I started with an idea of what I wanted to do with a free shelf, ended up with something kinda close. I still need some finishing touches and "grunge" it up a bit.

http://http://www.facebook.com/media/set/?set=a.3543621349716.2127950.1247961900&type=1


----------



## MrGrimm (May 19, 2009)

Hey Map,

The link isn't working for me and I see that you have http: in there twice... could that be it?


----------



## MapThePlanet (Nov 12, 2010)

Doh! Yep, been THAT kind of weekend!


----------



## Hairazor (Mar 13, 2012)

Wow, what a great transformation!


----------



## Headless (Sep 4, 2011)

Looks great - well done!


----------



## dudeamis (Oct 16, 2011)

cool!


----------



## MapThePlanet (Nov 12, 2010)

Thanks...Planning on doing at least 1 more before the week is over. We'll see, too many projects, too little time!


----------



## Fiend4Halloween (Aug 28, 2008)

got any pix for those of us that don't have Facebook? When clicking the link, it just takes us to a log in page. Would like to see what it looks like. ...plus this will give people a chance to catch their breath from reading that yes, some of us dont have Facebook......lol.


----------



## Copchick (Apr 10, 2012)

@ Fiend4Hallowee - When I click on it says it's unavailable. Nope, sorry don't do facebook. Haunt forum is as social as I'm going to be online! Lol! I wish I could see the pics too.


----------



## MapThePlanet (Nov 12, 2010)

Sorry guys & Gals, I forget....http://www.hauntforum.com/album.php?albumid=1211


----------



## scareme (Aug 29, 2006)

Looks great.
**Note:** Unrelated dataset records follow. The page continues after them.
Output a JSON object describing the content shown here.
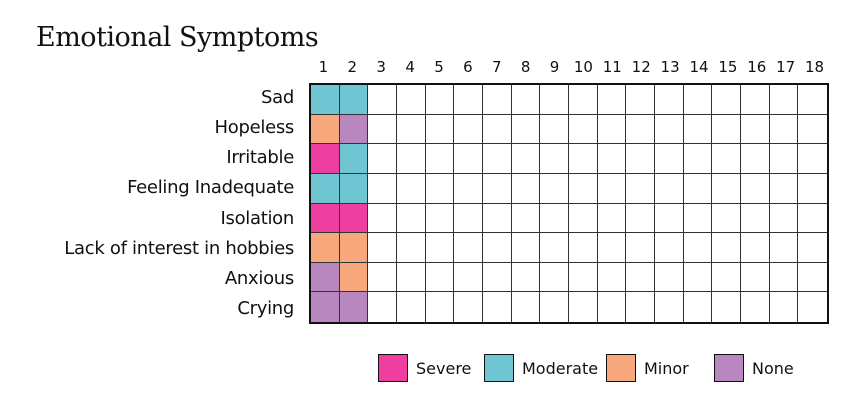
{
  "title": "Emotional Symptoms",
  "colors": {
    "Severe": "#ee3fa1",
    "Moderate": "#6fc6d2",
    "Minor": "#f7a97d",
    "None": "#b987c0"
  },
  "columns": [
    "1",
    "2",
    "3",
    "4",
    "5",
    "6",
    "7",
    "8",
    "9",
    "10",
    "11",
    "12",
    "13",
    "14",
    "15",
    "16",
    "17",
    "18"
  ],
  "rows": [
    {
      "label": "Sad",
      "ratings": [
        "Moderate",
        "Moderate"
      ]
    },
    {
      "label": "Hopeless",
      "ratings": [
        "Minor",
        "None"
      ]
    },
    {
      "label": "Irritable",
      "ratings": [
        "Severe",
        "Moderate"
      ]
    },
    {
      "label": "Feeling Inadequate",
      "ratings": [
        "Moderate",
        "Moderate"
      ]
    },
    {
      "label": "Isolation",
      "ratings": [
        "Severe",
        "Severe"
      ]
    },
    {
      "label": "Lack of interest in hobbies",
      "ratings": [
        "Minor",
        "Minor"
      ]
    },
    {
      "label": "Anxious",
      "ratings": [
        "None",
        "Minor"
      ]
    },
    {
      "label": "Crying",
      "ratings": [
        "None",
        "None"
      ]
    }
  ],
  "legend": [
    {
      "key": "Severe",
      "label": "Severe"
    },
    {
      "key": "Moderate",
      "label": "Moderate"
    },
    {
      "key": "Minor",
      "label": "Minor"
    },
    {
      "key": "None",
      "label": "None"
    }
  ]
}
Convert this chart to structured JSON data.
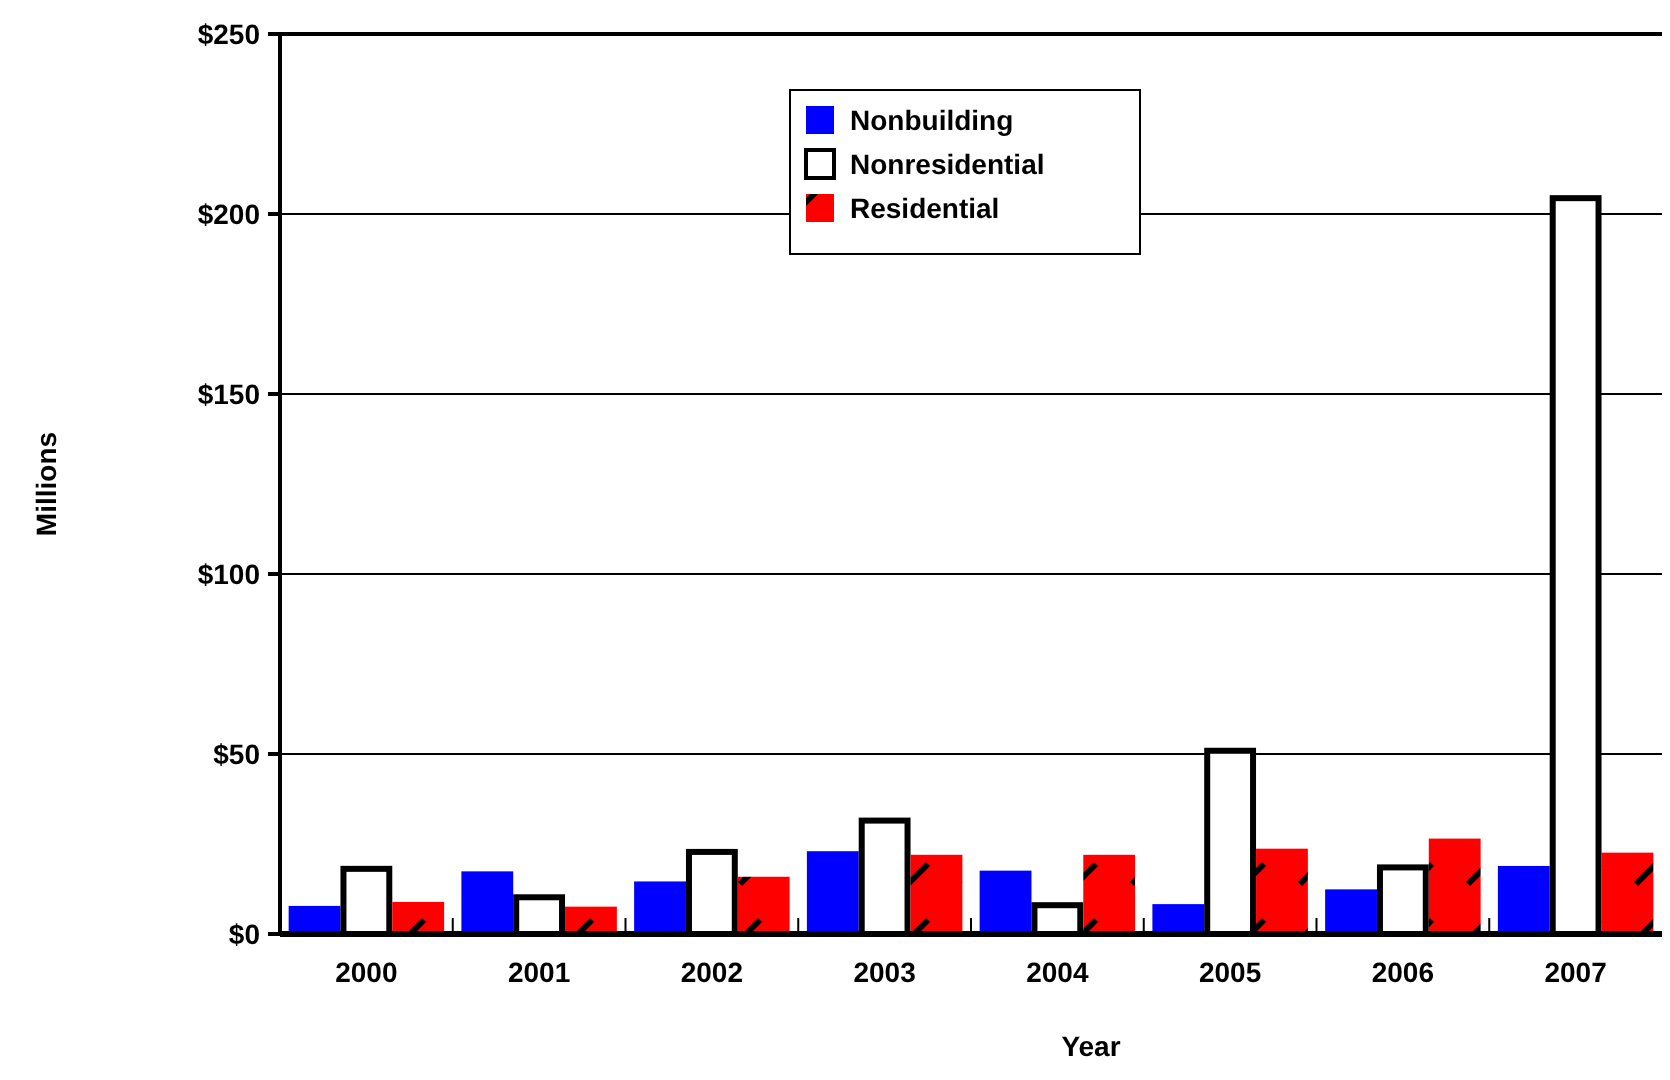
{
  "chart_data": {
    "type": "bar",
    "xlabel": "Year",
    "ylabel": "Millions",
    "categories": [
      "2000",
      "2001",
      "2002",
      "2003",
      "2004",
      "2005",
      "2006",
      "2007"
    ],
    "series": [
      {
        "name": "Nonbuilding",
        "color": "#0000ff",
        "values": [
          7.8,
          17.4,
          14.6,
          23,
          17.6,
          8.3,
          12.4,
          18.9
        ]
      },
      {
        "name": "Nonresidential",
        "color": "#ffffff",
        "values": [
          18.1,
          10.2,
          22.8,
          31.5,
          8,
          50.9,
          18.5,
          204.4
        ]
      },
      {
        "name": "Residential",
        "color": "#ff0000",
        "values": [
          8.9,
          7.6,
          15.9,
          22,
          22,
          23.7,
          26.5,
          22.6
        ]
      }
    ],
    "ylim": [
      0,
      250
    ],
    "yticks": [
      {
        "value": 0,
        "label": "$0"
      },
      {
        "value": 50,
        "label": "$50"
      },
      {
        "value": 100,
        "label": "$100"
      },
      {
        "value": 150,
        "label": "$150"
      },
      {
        "value": 200,
        "label": "$200"
      },
      {
        "value": 250,
        "label": "$250"
      }
    ],
    "grid": "y",
    "legend": "top"
  }
}
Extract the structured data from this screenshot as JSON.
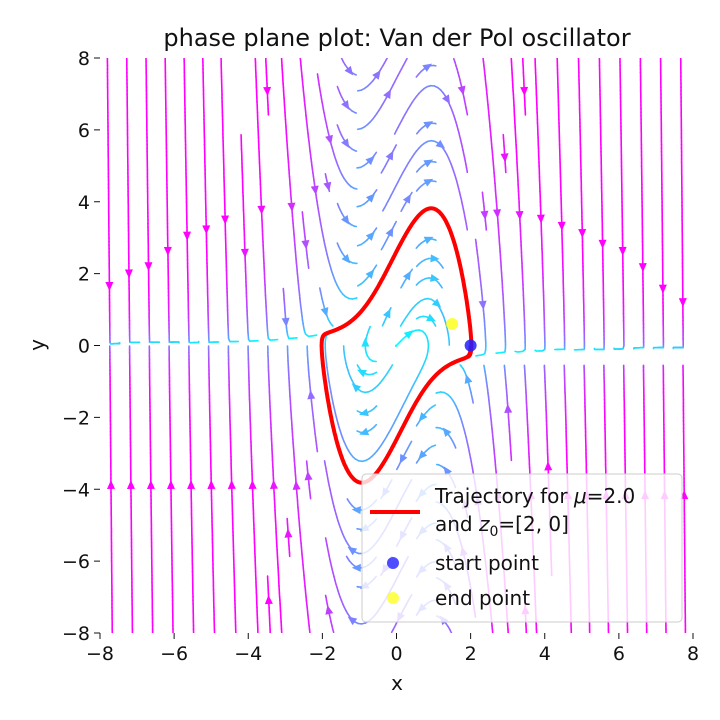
{
  "chart_data": {
    "type": "line",
    "title": "phase plane plot: Van der Pol oscillator",
    "xlabel": "x",
    "ylabel": "y",
    "xlim": [
      -8,
      8
    ],
    "ylim": [
      -8,
      8
    ],
    "xticks": [
      "−8",
      "−6",
      "−4",
      "−2",
      "0",
      "2",
      "4",
      "6",
      "8"
    ],
    "yticks": [
      "−8",
      "−6",
      "−4",
      "−2",
      "0",
      "2",
      "4",
      "6",
      "8"
    ],
    "grid": false,
    "mu": 2.0,
    "z0": [
      2,
      0
    ],
    "series": [
      {
        "name": "Trajectory for μ=2.0 and z₀=[2, 0]",
        "color": "#ff0000"
      }
    ],
    "points": {
      "start": {
        "name": "start point",
        "x": 2.0,
        "y": 0.0,
        "color": "#2020ff"
      },
      "end": {
        "name": "end point",
        "x": 1.5,
        "y": 0.6,
        "color": "#ffff20"
      }
    },
    "streamplot": {
      "colormap": "cool",
      "description_colors": [
        "#00ffff",
        "#ff00ff"
      ]
    },
    "legend": {
      "position": "lower-right",
      "line1": "Trajectory for ",
      "mu_sym": "μ",
      "mu_val": "=2.0",
      "line2a": "and ",
      "z_sym": "z",
      "z_sub": "0",
      "line2b": "=[2, 0]",
      "start_label": "start point",
      "end_label": "end point"
    }
  }
}
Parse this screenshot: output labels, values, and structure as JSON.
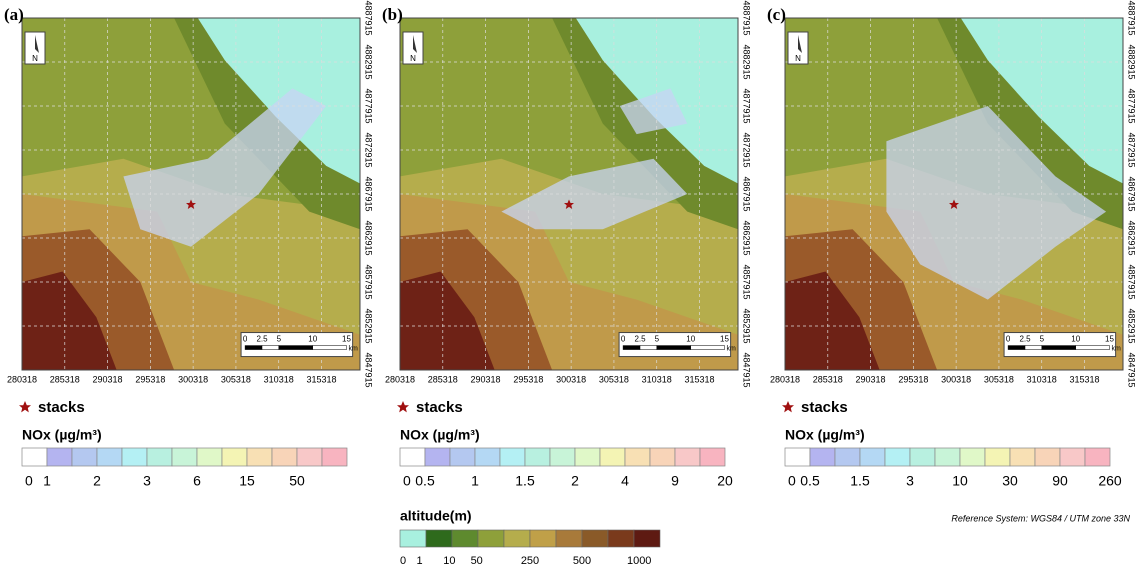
{
  "panels": [
    {
      "label": "(a)",
      "nox_labels": [
        "0",
        "1",
        "2",
        "3",
        "6",
        "15",
        "50"
      ]
    },
    {
      "label": "(b)",
      "nox_labels": [
        "0",
        "0.5",
        "1",
        "1.5",
        "2",
        "4",
        "9",
        "20"
      ]
    },
    {
      "label": "(c)",
      "nox_labels": [
        "0",
        "0.5",
        "1.5",
        "3",
        "10",
        "30",
        "90",
        "260"
      ]
    }
  ],
  "x_ticks": [
    280318,
    285318,
    290318,
    295318,
    300318,
    305318,
    310318,
    315318
  ],
  "y_ticks": [
    4847915,
    4852915,
    4857915,
    4862915,
    4867915,
    4872915,
    4877915,
    4882915,
    4887915
  ],
  "scale_labels": [
    "0",
    "2.5",
    "5",
    "10",
    "15"
  ],
  "scale_unit": "km",
  "north": "N",
  "stacks_label": "stacks",
  "nox_title": "NOx (µg/m³)",
  "nox_colors": [
    "#ffffff",
    "#b4b4f0",
    "#b4c8f0",
    "#b4d8f4",
    "#b4f0f4",
    "#b8f0e0",
    "#c8f4d8",
    "#e0f8c8",
    "#f4f4b4",
    "#f8e0b4",
    "#f8d4b8",
    "#f8c8c8",
    "#f8b4c0"
  ],
  "altitude": {
    "title": "altitude(m)",
    "labels": [
      "0",
      "1",
      "10",
      "50",
      "250",
      "500",
      "1000"
    ],
    "colors": [
      "#a8f0df",
      "#2e6a1c",
      "#5e8a2e",
      "#8ea03a",
      "#b5ad4c",
      "#c0a048",
      "#a87a3a",
      "#8a5a28",
      "#7a3a1c",
      "#5e1a12"
    ]
  },
  "reference": "Reference System: WGS84 / UTM zone 33N"
}
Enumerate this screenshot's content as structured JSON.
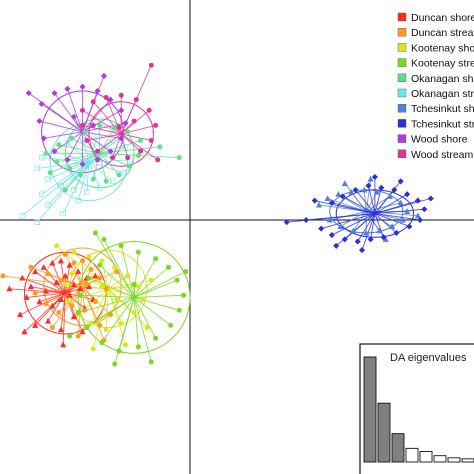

What an improvement to the shelves. You know, I think you can put a skull anywhere, and it just makes the whole thing look so warm and homey.


----------



## MrGrimm (May 19, 2009)

Nice job! I agree with scareme, a skull is universal, it just fits anywhere!


----------



## Copchick (Apr 10, 2012)

MTP - What a transformation! I like the look. Maybe adding more jars with just weird looking stuff inside and bottles with different colored liquids. For example, I had some branches from a locust tree fall. They had really big thorns all over the branches. I removed them (carefully) and put them inside a small jar. Thought they might be of use some day. The jar would be perfect for your shelves. I'd call the jar "Gargoyle Toenails" Just look at things differently and call them something else. How about a spellbook on the shelf? 

Your shelves look really great!


----------



## niblique71 (Dec 2, 2009)

I'm always amazed at people who can make a set of shelves look so "Halloween". Thanks to you and others I'm learning  it's always about the details ....and It looks fantastic.


----------



## CreeepyCathy (Mar 28, 2009)

wow! that looks great! love all the details.


----------